The U.S. backed the Philippines in rejecting China’s plan to create a national nature reserve at Scarborough Shoal in the disputed sea that separates the two nations, calling it "destabilizing.”
The move by the government in Beijing is "yet another coercive attempt to advance sweeping territorial and maritime claims in the South China Sea at the expense of its neighbors,” Secretary of State Marco Rubio said in a statement Friday. China’s actions in the shoal "continue to undermine regional stability,” he added.
The Philippine government filed a diplomatic protest against China on Friday, foreign affairs department spokesperson Angelica Escalona said Saturday. It is "a strong, unequivocal and formal articulation of Philippine objections to the Chinese action,” she said in a mobile-phone message to reporters.
The U.S. and the Philippines are responding to a move by China’s Cabinet, the State Council.
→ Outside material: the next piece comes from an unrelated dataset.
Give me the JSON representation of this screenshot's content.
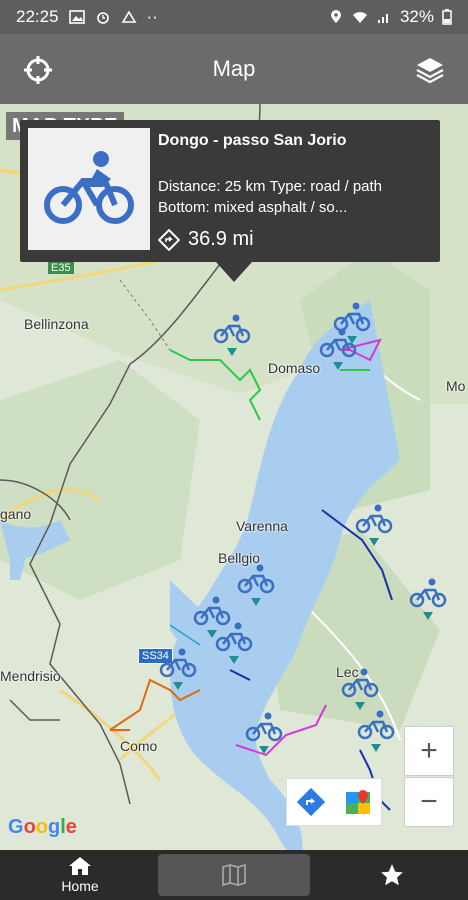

It approved a proposal by the Ministry of Natural Resources to build a national nature reserve on Scarborough Shoal, which Beijing calls Huangyan Island, according to an official notice published Wednesday. The shoal is also claimed by the Philippines.
China has been asserting its claims in the resource-rich waters of the South China Sea despite a 2016 ruling by an international tribunal that invalidated them. Rubio said the U.S. calls on China to respect the decision that China had unlawfully stopped Filipino fishermen from Scarborough Reef.